In the above example, we define a bus called file_reading_bus, which will be capable of distributing messages of BusMessage, The convention is that a module wishing to expose a bus will just export it via its module definition. By keeping the constructor for the ADT private, only the owner of the bus will be able to place messages on it.
module StreamReader ( bus
, BusMessage
) where
To place a message onto the bus, the module that ‘owns’ the bus need only call send, passing in the bus involved and a constructed message.
_ <- SimpleBus.send bus $ StreamStarted "stargate.ts"
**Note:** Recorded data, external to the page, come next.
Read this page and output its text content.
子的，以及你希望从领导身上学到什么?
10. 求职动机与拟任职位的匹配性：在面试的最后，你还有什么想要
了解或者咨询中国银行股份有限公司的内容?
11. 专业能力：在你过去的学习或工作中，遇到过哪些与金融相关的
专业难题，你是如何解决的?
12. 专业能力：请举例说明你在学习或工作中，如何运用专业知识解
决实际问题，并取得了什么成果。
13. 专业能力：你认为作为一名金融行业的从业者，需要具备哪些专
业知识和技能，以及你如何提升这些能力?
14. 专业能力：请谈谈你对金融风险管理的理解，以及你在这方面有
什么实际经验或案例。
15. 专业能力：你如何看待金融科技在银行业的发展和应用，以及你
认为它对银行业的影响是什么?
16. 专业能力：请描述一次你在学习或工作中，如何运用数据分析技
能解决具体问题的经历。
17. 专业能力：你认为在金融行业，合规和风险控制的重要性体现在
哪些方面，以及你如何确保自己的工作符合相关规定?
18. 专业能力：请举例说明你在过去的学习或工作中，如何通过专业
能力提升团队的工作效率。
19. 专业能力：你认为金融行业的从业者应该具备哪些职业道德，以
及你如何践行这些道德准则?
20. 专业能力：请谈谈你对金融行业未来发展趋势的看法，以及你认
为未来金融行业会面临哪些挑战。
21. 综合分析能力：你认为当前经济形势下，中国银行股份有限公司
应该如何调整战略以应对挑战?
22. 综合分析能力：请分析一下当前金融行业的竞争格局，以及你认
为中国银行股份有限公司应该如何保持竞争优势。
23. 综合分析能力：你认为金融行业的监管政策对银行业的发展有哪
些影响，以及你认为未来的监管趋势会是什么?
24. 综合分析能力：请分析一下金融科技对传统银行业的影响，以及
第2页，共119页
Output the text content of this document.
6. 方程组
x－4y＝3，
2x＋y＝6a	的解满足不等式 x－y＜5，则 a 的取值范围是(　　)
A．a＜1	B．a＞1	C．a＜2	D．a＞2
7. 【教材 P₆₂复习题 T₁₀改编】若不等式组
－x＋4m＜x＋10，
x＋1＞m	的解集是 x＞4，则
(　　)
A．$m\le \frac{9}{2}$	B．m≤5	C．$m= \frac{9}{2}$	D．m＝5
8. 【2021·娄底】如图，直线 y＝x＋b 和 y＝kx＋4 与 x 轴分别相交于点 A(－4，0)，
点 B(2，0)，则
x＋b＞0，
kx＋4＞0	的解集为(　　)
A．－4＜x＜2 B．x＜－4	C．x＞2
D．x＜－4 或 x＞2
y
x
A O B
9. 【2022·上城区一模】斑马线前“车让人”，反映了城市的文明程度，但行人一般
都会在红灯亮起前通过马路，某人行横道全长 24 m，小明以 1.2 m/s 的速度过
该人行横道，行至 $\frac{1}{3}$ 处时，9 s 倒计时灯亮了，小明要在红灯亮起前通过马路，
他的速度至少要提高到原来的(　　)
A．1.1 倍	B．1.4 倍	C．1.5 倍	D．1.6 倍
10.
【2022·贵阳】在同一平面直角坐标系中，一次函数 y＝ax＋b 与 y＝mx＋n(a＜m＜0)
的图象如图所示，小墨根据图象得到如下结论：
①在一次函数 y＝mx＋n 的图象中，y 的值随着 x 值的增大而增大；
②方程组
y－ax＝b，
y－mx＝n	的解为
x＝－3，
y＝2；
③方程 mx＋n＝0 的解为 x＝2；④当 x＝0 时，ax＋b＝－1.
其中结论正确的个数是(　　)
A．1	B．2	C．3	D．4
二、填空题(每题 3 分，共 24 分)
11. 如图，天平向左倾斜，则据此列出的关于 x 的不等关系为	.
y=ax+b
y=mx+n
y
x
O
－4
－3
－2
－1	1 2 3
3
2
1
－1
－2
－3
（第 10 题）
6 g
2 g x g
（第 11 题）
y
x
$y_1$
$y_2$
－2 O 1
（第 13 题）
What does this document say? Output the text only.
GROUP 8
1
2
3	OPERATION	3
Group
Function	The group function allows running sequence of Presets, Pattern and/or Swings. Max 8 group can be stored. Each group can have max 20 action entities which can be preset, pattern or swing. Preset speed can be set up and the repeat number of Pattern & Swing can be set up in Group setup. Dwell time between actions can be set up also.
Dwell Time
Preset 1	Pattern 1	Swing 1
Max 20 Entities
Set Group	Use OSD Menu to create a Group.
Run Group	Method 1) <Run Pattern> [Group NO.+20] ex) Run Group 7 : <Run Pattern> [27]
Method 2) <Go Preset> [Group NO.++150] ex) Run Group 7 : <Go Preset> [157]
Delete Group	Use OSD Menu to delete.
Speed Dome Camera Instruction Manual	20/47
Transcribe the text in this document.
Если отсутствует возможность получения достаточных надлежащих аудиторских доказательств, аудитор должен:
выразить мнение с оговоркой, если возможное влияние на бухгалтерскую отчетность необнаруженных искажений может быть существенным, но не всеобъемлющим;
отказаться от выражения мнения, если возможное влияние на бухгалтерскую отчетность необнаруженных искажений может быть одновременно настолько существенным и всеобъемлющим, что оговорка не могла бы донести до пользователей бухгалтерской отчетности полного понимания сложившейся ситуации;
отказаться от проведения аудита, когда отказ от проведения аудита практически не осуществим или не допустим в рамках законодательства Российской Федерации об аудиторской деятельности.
_ <- SimpleBus.send bus Eof
Subscribing to a bus¶
From another process or module, we only need call subscribe, passing in the bus and a callback to receive the messages. In a Genserver, this would look like this
data Msg = Tick
| DoSomething String
| StreamMessage StreamReader.BusMessage
init :: InitFn Unit Unit Msg State
init = do
self <- self
_ <- liftEffect $ SimpleBus.subscribe StreamReader.bus $ send self <<< StreamMessage
pure $ InitOk {}
handleInfo :: InfoFn Unit Unit Msg State
handleInfo msg state = do
case msg of
Tick ->
handleTick state
DoSomething what ->
handleSomething what state
ReaderMessage msg ->
handleReaderMessage msg state
We can see clearly here the pattern of lifting an external module’s message into our own type so we can handle it in our handleInfo dispatch loop.
Unsubscribing from a bus¶
It’s actually rare that we’ll ever unsubscribe from a bus; most of the time we’ll subscribe on a process startup and then allow the subscription to be automatically cleaned up on process termination.
However, it’s worth pointing out that SimpleBus.subscribe actually returns a reference of type SubscriptionRef which we can stash in our process state for use later on.
init :: InitFn Unit Unit Msg State
init = do
self <- self
busRef <- liftEffect $ SimpleBus.subscribe StreamReader.bus $ send self <<< StreamMessage
pure $ InitOk { busRef: Just busRef }
unsubscribe :: State -> Effect State
unsubscribe s@{ busRef: Nothing } = pure s
unsubscribe s@( busRef: Just ref } = do
void SimpleBus.unsubscribe ref
pure s { busRef = Nothing }
When to use a bus¶
A bus is an extremely lazy way of sending messages about the place and care must be taken not to overuse them in complicated orchestration scenarios. In general they’re really good for distributing events to multiple subscribers to let them know something has already happened and not commands that tell things to happen.